Nach weiteren etwa zwölf Stunden ist die Temperatur im Reaktor auf etwa 70 bis 80 Grad Celsius gefallen. Dieser befindet sich dann in einem sogenannten unterkritischen kalten Zustand, in dem unter anderem die atomaren Brennstäbe entnommen werden können, erklärte Ulrich Schröder, Sprecher des deutschen Energiekonzerns EnBW, der zwei AKWs betreibt und derzeit mit dem Abbau eines 2005 abgeschalteten Kernkraftwerks beschäftigt ist.
Beseitigung dauert bis zu 15 Jahre
Nach der Unterbrechung der Kettenreaktion beginnt die Phase des eigentlichen Abrisses, die sich über lange Zeit zieht und von den Behörden streng überwacht wird. „Die Beseitigung einer kompletten Anlage dauert in der Regel zehn bis 15 Jahre, manchmal auch länger“, sagte Mathias Steinhoff, Rückbausachverständiger beim Darmstädter Öko-Institut. Dabei arbeiten sich die Abrissmannschaften von außen nach innen durch das Kraftwerk, wobei sie in der Regel in den nicht radioaktiven Anlagenteilen beginnen, die keinen Kontakt zur Strahlung hatten.

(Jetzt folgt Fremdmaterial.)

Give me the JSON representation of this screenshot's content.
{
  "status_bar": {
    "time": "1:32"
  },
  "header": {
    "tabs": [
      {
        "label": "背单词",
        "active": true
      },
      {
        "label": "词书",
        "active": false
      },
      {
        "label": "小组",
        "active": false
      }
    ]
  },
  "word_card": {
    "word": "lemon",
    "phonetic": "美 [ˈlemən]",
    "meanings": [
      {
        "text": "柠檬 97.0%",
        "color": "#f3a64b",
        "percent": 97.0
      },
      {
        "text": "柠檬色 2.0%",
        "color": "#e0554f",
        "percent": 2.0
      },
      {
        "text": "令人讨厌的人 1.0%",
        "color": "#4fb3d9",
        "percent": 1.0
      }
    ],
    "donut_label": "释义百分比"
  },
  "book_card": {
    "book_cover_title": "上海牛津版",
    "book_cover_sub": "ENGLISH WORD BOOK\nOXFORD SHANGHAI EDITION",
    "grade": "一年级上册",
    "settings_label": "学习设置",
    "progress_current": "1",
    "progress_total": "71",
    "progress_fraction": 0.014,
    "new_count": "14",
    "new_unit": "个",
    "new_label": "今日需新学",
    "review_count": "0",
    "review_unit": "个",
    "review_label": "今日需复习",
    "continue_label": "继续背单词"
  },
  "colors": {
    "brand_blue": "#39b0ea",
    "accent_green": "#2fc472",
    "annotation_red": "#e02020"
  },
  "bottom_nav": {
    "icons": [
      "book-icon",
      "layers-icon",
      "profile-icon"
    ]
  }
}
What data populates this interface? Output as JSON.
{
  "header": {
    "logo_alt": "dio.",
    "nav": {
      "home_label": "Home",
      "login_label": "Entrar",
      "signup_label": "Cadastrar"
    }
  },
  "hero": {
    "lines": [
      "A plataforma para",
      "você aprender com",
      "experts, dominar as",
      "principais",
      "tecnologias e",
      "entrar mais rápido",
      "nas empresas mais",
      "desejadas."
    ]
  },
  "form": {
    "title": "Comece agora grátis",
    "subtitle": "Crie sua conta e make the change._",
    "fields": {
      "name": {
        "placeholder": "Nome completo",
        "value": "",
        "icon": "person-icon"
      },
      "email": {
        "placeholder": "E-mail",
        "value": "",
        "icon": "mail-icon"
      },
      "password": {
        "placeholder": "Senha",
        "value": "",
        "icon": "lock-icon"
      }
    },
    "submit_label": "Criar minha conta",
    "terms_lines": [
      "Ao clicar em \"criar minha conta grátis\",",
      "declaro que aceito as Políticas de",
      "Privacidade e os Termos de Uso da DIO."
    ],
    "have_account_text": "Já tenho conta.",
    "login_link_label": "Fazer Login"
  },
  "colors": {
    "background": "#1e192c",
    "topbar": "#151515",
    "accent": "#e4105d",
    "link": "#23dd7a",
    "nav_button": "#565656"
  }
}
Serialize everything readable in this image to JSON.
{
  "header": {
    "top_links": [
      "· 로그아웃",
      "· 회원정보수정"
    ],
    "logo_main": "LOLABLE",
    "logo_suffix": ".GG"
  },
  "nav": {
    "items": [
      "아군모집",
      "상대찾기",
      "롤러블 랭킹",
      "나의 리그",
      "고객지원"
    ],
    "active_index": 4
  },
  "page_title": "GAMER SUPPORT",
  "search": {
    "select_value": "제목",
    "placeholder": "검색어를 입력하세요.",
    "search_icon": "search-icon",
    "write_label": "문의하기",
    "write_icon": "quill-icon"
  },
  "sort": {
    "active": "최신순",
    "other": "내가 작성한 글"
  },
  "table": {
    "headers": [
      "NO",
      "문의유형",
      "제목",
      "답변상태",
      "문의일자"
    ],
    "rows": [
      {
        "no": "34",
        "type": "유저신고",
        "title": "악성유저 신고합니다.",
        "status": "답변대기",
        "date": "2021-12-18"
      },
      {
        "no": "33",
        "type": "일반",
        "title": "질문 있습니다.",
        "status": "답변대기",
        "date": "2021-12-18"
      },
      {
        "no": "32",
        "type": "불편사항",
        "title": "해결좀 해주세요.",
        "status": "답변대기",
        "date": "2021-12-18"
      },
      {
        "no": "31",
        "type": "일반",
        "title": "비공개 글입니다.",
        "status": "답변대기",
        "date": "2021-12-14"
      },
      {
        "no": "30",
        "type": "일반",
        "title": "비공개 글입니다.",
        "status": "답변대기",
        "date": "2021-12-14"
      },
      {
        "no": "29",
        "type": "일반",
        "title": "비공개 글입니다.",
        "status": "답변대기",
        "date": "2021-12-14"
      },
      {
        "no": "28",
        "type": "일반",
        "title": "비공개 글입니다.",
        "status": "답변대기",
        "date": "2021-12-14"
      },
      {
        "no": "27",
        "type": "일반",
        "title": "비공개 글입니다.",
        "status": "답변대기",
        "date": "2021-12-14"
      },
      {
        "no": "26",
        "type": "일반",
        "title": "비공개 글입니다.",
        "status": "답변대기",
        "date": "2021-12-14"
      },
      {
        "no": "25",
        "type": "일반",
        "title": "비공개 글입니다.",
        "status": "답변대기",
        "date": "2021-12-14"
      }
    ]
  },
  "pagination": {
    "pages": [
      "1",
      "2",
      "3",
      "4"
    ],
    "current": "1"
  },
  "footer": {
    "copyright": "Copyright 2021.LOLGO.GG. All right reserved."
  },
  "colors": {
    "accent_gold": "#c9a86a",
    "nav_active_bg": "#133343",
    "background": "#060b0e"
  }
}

In dem 2003 stillgelegten niedersächsischen Atomkraftwerk Stade gab es nach Angaben des Betreibers E.ON zunächst eine eineinhalbjährige „Nachbetriebsphase“, in der unbelastete Systeme wie Turbinen und Generatoren abgebaut, Brennelemente aus dem Reaktor entfernt und der Abbau der radioaktiv verseuchten Anlagenteile vorbereitet wurde. Die Zerlegung der am stärksten strahlenden Komponenten wie des 190 Tonnen schweren Reaktordruckbehälters begann erst 2008, rund vier Jahre nach der Abschaltung. Die Kosten für einen Rückbau sind hoch. Für Obrigheim rechnet EnBW laut Schröder mit einem „mittleren dreistelligen Millionenbetrag“.
Dekontamination vor Entsorgung
Beim Abriss eines stillgelegten Atomkraftwerks wird versucht, die Menge des radioaktiven Abfalls zu minimieren. Wann immer möglich, werden Teile deshalb dekontaminiert - das heißt entseucht -, statt sie als Ganzes zur Endlagerung zu geben. Bei vielen Komponenten etwa aus dem Kühlwasserkreislauf ist das möglich, indem Oberflächen gereinigt oder abgeschliffen werden. Das Material darunter sei nicht radioaktiv, betont Steinhoff.
Deshalb könnten diese Teile in sogenannten Decon-Stationen gesandstrahlt oder abgefräst werden, bis sie nicht mehr strahlen. Gefährlicher Staub und Späne werden gesammelt, die behandelten Teile verlassen das AKW nach einer Strahlenprüfung als Bauschutt und Altmetall.
Zersägen und Verpacken unter Wasser
Am schwierigsten ist die Entsorgung der Komponenten, die durch jahrelangen Neutronenbeschuss aus nächster Nähe komplett radioaktiv geworden sind und daher dauerhaft strahlen. Der Druckbehälter, das frühere Herz des Reaktors, gehört dazu. Er muss mit ferngesteuerten Sägen oder Schneidbrennern unter Wasser zerlegt und in Spezialbehälter verpackt werden. Wasser schirmt die Strahlung ab.
Grob gerechnet fallen beim Rückbau eines AKW etwa 300.000 Tonnen Schutt an, ein Prozent davon landet als dauerhaft strahlender Müll in Zwischenlagern.